On my way to the office today, I passed Lord & Taylor and was blown away when I looked at the windows. They held a series of paintings from the Spanish artist Juan Genoves (click here for larger version of image above). My brain immediately took its own path, thinking how this painting holds a wonderful place in a visual representation of some trends we have seen.

We can start with Lucian Freud (that is a portrait of his mother) as the icon for the start of the Web, which saw experiments in community that were a little ahead of the mainstream’s readiness to adopt. Early Web was thus mostly solitary, focused on consumption of content and goods. Like Freud, who has wrestled with the portrait his entire life, the early Web was about the “I” and the “YOU”.
Genova’s work also made me think of Wayne Theibaud with that pop aesthetic. Theibaud’s highly stylized hillscapes (click for larger image) could be the next step in this visual journey, representing the obsession about “PLACE” which we saw so often in the early days of Second Life as fascination swirled around virtual architecture and representation of the real.

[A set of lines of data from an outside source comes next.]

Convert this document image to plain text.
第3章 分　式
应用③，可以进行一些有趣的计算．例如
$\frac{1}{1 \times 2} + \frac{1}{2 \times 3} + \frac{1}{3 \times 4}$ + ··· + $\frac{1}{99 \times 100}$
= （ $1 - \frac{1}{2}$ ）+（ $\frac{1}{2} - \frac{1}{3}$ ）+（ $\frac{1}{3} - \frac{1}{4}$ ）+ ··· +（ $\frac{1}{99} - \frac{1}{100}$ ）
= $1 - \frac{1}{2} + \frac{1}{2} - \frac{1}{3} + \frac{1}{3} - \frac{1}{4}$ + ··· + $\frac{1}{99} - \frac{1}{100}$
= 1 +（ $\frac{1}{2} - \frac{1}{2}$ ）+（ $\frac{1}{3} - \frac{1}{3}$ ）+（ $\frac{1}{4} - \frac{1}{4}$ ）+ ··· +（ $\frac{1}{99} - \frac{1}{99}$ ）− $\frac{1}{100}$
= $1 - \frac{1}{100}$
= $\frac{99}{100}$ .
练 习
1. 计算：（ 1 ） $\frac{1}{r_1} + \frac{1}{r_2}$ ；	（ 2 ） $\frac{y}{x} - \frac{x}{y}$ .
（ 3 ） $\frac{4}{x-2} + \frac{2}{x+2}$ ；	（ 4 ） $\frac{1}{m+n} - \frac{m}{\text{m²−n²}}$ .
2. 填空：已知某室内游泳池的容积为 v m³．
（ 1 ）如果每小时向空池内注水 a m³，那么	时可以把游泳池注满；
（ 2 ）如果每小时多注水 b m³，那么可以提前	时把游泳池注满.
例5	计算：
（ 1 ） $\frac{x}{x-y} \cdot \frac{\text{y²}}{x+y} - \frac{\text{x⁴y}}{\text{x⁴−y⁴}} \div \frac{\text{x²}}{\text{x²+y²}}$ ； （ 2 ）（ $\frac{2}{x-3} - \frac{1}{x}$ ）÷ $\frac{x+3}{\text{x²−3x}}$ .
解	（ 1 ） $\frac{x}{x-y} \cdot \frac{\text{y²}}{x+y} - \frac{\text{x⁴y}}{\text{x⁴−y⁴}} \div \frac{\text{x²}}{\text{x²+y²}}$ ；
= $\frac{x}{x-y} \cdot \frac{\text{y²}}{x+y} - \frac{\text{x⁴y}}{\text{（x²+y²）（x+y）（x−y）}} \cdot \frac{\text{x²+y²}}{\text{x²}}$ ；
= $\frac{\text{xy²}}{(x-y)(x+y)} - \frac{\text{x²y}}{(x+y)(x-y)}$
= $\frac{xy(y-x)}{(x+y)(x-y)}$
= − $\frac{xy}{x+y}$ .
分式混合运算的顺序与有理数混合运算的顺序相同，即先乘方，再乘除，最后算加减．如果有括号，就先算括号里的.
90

Genova’s paintings (see image at top) symbolize the journey to focus in on a core strength of virtual worlds, which is social interaction and communication. Genova strips out location, architecture, infrastructure and hones in on the simple essence of the crowd, of social energy, and the concept of “WE”.
If you are in New York, swing by Lord and Taylor at 38th and 5th Avenue and check out these fabulous paintings.